General Layout

What to Look For

  • Without asking for directions, is it easy to understand where to go and what to do?
  • Without relying on maps or signage, do you have an intuitive sense of how the building is organized?  Are public spaces and rooms organized in a logical and easy to understand sequence?
  • If the building has more than one level, is there a central stair or atrium that helps you get oriented when you emerge from elevators or stairs?
  • How easy is it to wander through the building without being welcomed or challenged?
  • Do members tend to use back doors and obscure entrances not intended for visitors?
  • Can the facility be expanded without destroying existing key features?

Why It Matters

For some shoppers, the only thing worse than being ignored by a salesperson are repeated offers of assistance.  “Just looking,” is the practiced answer.  The stereotype of the man who won’t ask for directions is famous. To varying degrees, we like to control our experience in unfamiliar settings.
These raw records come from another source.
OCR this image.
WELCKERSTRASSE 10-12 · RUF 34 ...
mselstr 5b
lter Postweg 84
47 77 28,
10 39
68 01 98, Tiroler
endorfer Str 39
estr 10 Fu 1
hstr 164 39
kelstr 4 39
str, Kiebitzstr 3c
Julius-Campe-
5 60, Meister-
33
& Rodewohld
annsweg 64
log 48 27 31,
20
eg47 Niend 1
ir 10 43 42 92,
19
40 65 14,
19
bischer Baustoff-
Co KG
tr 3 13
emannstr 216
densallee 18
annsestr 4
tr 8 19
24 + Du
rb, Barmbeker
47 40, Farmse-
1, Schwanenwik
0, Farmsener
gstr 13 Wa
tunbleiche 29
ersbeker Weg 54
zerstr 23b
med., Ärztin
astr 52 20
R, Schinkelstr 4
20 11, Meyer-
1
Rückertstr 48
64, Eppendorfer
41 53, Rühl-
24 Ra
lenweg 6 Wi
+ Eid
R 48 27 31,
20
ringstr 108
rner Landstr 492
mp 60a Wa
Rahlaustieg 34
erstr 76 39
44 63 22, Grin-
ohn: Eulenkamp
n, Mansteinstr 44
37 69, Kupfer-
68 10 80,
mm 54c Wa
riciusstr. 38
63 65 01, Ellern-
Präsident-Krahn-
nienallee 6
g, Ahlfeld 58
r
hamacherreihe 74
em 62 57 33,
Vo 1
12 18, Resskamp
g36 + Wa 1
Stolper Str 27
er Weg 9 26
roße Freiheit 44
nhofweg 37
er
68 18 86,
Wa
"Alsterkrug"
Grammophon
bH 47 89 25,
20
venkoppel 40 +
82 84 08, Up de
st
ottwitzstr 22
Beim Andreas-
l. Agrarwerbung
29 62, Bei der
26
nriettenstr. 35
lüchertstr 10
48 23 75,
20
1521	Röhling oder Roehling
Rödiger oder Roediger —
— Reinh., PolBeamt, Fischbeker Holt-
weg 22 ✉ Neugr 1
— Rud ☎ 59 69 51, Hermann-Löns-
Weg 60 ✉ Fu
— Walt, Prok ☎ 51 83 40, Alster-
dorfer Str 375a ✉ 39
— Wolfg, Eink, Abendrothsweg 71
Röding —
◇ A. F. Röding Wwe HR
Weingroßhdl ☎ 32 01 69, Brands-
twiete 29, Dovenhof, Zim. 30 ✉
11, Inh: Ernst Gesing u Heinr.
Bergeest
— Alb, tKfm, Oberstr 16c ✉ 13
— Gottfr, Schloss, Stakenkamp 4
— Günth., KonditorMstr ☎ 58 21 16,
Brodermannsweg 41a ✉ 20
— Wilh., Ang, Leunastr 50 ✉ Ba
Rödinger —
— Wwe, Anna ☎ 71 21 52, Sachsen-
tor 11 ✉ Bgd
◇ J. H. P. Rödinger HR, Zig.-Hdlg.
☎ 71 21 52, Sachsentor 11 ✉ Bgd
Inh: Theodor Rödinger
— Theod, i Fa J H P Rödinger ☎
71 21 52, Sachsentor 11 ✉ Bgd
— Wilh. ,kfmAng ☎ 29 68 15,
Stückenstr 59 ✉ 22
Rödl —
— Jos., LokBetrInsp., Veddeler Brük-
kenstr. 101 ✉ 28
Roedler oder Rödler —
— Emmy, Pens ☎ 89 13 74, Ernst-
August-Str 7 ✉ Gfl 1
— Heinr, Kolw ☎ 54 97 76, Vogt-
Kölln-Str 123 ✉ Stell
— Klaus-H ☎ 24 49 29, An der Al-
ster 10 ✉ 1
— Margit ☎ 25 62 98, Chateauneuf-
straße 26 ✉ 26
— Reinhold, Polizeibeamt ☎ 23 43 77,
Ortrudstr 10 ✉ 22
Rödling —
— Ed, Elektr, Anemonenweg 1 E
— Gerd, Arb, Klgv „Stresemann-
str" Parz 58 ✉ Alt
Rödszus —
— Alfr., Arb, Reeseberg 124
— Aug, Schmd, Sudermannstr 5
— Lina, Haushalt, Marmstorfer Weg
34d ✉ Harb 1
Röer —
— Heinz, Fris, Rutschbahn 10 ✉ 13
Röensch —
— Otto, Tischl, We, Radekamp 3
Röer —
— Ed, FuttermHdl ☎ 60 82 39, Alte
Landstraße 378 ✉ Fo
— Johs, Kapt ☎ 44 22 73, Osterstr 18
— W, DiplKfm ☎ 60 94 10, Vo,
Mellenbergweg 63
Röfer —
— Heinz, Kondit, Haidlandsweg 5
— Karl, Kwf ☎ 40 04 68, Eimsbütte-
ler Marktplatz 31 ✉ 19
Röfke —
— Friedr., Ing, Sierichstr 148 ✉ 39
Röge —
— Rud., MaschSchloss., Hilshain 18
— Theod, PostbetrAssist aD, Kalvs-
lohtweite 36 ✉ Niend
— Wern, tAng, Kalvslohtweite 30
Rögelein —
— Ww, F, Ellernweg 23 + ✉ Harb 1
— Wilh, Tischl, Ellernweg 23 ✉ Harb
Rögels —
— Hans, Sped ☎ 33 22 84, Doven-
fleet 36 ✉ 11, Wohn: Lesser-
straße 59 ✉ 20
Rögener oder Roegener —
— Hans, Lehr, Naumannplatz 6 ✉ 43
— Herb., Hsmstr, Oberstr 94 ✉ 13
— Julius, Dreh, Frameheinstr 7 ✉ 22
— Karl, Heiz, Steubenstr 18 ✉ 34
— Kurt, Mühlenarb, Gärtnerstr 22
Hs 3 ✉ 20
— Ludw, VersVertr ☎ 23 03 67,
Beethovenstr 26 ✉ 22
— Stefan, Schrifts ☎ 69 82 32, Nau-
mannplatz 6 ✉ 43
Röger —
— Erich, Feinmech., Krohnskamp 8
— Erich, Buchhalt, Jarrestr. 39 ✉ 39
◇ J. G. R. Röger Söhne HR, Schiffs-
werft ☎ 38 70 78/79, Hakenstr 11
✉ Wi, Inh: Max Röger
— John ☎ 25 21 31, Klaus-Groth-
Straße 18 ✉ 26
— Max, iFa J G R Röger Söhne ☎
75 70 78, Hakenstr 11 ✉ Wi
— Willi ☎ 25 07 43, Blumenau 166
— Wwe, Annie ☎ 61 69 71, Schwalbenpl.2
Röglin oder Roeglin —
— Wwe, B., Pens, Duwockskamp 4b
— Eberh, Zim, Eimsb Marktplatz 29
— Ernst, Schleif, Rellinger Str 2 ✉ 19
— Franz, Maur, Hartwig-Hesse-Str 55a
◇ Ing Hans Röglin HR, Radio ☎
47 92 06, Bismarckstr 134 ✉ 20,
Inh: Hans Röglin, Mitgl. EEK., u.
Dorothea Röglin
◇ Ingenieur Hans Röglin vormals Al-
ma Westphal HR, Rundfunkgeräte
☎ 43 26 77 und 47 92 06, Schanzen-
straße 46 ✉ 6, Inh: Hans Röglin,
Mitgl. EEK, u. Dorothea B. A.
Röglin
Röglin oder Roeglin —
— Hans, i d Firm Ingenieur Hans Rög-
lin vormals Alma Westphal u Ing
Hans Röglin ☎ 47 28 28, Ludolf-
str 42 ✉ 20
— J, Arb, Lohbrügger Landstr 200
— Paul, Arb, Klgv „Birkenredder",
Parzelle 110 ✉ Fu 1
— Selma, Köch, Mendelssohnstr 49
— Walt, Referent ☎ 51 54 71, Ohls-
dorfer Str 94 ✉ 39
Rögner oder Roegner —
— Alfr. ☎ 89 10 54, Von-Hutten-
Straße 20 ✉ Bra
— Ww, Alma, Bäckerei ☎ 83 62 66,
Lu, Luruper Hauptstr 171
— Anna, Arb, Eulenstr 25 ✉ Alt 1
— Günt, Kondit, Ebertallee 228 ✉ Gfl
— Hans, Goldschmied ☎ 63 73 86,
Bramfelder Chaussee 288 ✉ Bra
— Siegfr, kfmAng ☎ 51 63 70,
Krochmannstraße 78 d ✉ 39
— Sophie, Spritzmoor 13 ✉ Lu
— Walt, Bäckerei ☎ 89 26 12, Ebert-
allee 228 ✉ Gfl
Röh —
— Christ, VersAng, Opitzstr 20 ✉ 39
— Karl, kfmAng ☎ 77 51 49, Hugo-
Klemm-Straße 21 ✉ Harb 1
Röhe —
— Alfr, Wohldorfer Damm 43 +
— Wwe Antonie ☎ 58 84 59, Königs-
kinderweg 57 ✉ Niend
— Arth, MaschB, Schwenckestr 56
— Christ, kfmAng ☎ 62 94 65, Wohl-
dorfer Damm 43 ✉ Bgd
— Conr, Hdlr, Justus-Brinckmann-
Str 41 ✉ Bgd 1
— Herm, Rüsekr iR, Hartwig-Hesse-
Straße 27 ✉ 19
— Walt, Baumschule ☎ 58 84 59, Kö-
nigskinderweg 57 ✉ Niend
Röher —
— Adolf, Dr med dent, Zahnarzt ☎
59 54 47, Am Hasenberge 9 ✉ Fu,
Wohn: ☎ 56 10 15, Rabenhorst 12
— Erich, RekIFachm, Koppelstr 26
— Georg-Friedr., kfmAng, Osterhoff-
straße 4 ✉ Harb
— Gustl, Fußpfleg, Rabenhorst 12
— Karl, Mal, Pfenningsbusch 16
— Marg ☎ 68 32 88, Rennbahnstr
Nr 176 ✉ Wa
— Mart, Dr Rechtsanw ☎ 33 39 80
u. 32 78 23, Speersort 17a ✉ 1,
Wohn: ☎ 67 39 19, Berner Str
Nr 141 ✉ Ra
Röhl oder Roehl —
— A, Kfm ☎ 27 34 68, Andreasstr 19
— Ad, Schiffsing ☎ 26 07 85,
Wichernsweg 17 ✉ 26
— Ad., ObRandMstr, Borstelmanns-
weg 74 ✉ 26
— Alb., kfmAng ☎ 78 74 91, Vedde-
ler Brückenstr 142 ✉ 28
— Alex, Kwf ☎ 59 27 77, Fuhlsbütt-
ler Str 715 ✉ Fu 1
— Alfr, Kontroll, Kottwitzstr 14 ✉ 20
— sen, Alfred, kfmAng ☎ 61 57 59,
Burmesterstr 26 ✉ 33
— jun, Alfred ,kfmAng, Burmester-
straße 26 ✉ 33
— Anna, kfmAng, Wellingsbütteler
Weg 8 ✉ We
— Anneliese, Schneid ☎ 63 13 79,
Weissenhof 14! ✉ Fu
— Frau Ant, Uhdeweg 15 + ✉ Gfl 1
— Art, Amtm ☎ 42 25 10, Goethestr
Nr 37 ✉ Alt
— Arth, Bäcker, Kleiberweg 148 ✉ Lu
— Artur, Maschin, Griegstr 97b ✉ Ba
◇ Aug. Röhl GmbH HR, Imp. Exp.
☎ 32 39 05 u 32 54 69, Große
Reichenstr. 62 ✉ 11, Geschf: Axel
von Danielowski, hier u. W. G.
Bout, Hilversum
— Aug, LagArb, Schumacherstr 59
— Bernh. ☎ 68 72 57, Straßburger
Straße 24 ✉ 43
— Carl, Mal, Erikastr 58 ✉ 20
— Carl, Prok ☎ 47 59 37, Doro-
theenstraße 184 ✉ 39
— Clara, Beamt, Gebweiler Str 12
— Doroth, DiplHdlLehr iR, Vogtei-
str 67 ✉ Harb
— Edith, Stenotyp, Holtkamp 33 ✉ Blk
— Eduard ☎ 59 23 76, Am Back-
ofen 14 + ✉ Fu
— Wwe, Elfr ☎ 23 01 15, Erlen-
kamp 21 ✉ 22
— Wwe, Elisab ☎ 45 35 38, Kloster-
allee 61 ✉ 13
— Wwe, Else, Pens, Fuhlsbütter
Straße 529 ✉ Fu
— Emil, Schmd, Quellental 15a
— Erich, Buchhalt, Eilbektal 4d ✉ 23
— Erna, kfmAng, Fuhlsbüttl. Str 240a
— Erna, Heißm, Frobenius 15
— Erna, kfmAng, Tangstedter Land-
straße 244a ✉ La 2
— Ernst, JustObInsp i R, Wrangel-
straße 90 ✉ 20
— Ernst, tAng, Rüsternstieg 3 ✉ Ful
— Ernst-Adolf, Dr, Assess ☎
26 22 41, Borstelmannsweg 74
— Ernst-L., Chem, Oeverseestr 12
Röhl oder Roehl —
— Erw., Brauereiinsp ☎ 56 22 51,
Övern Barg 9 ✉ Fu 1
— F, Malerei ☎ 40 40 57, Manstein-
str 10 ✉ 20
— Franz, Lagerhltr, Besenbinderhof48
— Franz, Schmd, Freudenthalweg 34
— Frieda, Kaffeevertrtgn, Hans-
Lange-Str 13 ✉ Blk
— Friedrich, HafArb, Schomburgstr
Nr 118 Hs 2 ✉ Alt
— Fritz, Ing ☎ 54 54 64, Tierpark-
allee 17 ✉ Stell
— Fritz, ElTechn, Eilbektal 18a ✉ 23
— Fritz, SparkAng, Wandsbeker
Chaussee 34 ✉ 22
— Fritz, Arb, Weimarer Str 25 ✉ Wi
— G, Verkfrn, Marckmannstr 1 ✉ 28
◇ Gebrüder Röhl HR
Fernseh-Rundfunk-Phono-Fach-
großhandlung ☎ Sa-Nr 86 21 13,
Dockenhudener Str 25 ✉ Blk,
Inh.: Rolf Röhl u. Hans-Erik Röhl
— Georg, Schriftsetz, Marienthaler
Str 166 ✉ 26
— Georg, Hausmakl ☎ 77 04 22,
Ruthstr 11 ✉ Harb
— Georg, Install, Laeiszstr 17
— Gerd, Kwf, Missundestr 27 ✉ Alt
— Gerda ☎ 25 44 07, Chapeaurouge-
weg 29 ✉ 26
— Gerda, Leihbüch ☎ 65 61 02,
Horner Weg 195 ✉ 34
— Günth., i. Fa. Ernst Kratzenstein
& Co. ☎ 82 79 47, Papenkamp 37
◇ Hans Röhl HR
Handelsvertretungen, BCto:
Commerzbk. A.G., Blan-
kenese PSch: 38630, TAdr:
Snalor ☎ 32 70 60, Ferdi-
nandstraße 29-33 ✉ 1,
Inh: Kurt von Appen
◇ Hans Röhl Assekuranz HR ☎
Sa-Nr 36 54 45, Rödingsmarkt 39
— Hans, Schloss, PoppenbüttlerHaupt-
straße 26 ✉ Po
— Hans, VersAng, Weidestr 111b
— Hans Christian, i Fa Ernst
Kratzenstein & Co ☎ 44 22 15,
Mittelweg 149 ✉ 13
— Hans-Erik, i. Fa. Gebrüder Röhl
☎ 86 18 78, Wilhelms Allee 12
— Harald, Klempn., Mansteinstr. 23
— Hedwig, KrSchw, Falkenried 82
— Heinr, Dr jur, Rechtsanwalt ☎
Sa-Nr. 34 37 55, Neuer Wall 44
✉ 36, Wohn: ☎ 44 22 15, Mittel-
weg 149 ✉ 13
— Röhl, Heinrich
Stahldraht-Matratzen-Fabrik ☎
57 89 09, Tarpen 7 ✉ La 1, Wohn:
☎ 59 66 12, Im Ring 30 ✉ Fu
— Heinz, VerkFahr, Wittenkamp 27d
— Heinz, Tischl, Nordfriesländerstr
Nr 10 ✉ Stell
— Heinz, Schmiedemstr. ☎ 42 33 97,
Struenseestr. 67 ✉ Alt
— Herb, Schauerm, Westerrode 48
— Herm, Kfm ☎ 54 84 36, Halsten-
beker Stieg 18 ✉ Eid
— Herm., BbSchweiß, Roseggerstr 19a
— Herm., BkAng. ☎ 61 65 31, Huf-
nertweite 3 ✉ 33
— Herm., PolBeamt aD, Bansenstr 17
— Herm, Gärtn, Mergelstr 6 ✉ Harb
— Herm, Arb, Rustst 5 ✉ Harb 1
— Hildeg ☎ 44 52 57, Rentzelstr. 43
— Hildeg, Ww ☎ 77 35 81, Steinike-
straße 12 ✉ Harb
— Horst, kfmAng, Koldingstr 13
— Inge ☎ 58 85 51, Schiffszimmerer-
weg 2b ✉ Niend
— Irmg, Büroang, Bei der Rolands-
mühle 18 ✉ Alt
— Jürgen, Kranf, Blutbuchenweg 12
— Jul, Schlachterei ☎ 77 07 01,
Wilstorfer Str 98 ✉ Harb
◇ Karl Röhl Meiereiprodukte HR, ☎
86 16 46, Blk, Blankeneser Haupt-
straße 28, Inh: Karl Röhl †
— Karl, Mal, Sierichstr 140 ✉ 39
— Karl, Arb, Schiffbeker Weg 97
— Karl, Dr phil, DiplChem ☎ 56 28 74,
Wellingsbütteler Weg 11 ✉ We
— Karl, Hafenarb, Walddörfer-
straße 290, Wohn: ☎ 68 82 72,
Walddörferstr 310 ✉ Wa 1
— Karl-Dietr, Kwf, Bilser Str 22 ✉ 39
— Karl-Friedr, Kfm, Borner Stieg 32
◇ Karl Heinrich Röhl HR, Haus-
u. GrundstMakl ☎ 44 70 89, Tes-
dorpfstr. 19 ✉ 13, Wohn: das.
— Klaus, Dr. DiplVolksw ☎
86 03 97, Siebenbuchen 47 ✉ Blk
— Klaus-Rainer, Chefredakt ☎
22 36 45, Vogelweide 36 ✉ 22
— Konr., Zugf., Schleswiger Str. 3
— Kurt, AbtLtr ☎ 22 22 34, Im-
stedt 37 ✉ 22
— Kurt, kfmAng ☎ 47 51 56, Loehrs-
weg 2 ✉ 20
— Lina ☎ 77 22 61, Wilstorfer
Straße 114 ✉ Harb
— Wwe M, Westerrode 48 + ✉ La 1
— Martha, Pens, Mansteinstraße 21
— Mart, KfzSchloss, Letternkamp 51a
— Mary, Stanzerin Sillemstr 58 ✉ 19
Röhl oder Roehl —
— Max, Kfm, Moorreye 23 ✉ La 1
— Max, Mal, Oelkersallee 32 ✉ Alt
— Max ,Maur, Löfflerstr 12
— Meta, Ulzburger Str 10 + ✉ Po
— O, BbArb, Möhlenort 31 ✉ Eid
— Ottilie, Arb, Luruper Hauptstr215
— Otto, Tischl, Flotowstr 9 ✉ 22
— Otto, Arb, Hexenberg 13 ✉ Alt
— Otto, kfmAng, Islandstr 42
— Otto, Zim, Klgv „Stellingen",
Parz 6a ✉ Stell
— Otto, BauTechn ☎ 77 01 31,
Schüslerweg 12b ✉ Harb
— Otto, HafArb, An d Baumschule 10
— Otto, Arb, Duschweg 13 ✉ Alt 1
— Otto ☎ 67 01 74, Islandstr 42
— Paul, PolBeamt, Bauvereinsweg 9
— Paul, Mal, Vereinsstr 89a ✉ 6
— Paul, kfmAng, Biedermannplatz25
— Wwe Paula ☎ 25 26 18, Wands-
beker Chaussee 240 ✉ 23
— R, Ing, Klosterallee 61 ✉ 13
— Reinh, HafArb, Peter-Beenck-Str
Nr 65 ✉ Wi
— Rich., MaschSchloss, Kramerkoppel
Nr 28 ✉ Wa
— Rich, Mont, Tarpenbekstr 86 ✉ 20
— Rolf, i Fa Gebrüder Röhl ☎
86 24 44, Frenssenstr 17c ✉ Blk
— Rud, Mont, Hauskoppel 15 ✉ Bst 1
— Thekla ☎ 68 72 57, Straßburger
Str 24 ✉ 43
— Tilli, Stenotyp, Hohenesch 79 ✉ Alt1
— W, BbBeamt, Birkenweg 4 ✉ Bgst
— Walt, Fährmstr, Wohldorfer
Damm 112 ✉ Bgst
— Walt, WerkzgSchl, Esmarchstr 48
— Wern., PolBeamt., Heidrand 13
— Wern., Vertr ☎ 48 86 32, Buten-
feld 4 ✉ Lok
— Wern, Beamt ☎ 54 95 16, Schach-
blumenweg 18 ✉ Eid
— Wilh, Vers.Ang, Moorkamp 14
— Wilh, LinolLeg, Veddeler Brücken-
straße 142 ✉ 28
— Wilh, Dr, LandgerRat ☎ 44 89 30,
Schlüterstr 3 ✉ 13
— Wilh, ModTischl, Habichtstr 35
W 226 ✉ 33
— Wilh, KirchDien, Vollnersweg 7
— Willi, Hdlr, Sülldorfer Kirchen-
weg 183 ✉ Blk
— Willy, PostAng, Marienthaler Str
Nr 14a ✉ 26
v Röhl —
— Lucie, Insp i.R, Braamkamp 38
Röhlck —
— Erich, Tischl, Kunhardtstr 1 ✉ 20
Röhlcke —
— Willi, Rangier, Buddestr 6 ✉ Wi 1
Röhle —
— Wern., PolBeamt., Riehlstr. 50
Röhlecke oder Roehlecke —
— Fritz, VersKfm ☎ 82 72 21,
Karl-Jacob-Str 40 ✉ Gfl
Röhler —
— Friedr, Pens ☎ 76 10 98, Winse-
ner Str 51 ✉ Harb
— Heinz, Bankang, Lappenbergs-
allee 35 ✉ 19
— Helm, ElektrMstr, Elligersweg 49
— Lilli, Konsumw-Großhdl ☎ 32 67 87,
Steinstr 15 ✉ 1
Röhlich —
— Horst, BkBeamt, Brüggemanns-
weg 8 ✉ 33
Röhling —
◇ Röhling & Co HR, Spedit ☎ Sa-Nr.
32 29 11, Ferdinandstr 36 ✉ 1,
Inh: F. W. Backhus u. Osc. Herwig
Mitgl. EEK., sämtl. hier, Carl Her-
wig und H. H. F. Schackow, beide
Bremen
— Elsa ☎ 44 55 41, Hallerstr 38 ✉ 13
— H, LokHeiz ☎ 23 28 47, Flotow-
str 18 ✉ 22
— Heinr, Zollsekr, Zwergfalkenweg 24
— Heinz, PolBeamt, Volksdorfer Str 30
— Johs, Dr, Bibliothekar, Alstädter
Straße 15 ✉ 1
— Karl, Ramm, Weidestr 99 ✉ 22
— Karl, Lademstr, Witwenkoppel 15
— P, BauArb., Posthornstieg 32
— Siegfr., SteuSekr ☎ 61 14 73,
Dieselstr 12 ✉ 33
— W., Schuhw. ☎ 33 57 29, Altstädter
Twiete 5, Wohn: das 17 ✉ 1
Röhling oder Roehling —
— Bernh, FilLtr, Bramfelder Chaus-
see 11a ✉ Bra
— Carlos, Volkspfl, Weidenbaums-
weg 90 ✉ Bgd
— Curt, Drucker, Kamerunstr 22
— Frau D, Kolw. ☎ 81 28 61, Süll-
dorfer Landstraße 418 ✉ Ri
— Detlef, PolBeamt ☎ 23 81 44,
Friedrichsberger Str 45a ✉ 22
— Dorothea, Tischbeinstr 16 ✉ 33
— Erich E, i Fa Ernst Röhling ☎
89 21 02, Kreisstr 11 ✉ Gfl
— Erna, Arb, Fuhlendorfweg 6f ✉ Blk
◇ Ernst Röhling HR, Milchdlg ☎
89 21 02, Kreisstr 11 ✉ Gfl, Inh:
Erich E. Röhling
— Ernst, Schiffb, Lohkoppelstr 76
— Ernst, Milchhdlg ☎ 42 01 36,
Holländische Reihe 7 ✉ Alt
A good layout is the framework on which most other aspects of the building hang.  Although site constraints may suggest or even force complexity on a project, simple layouts more easily accommodate change and growth.

Architects refer to the system of corridors, stairs and other ways of moving about within a building as “circulation.  Think of these, along with mechanical and electrical rooms, structure and other basic building components as the skeleton upon which the soft tissue of activity spaces, classrooms and offices are suspended.

Room x Room posts are brief examinations of the nature, purpose and potential of typical spaces used in ministry. The intent is to help users see and consider how each component contributes to (or hinders) the ministry it serves.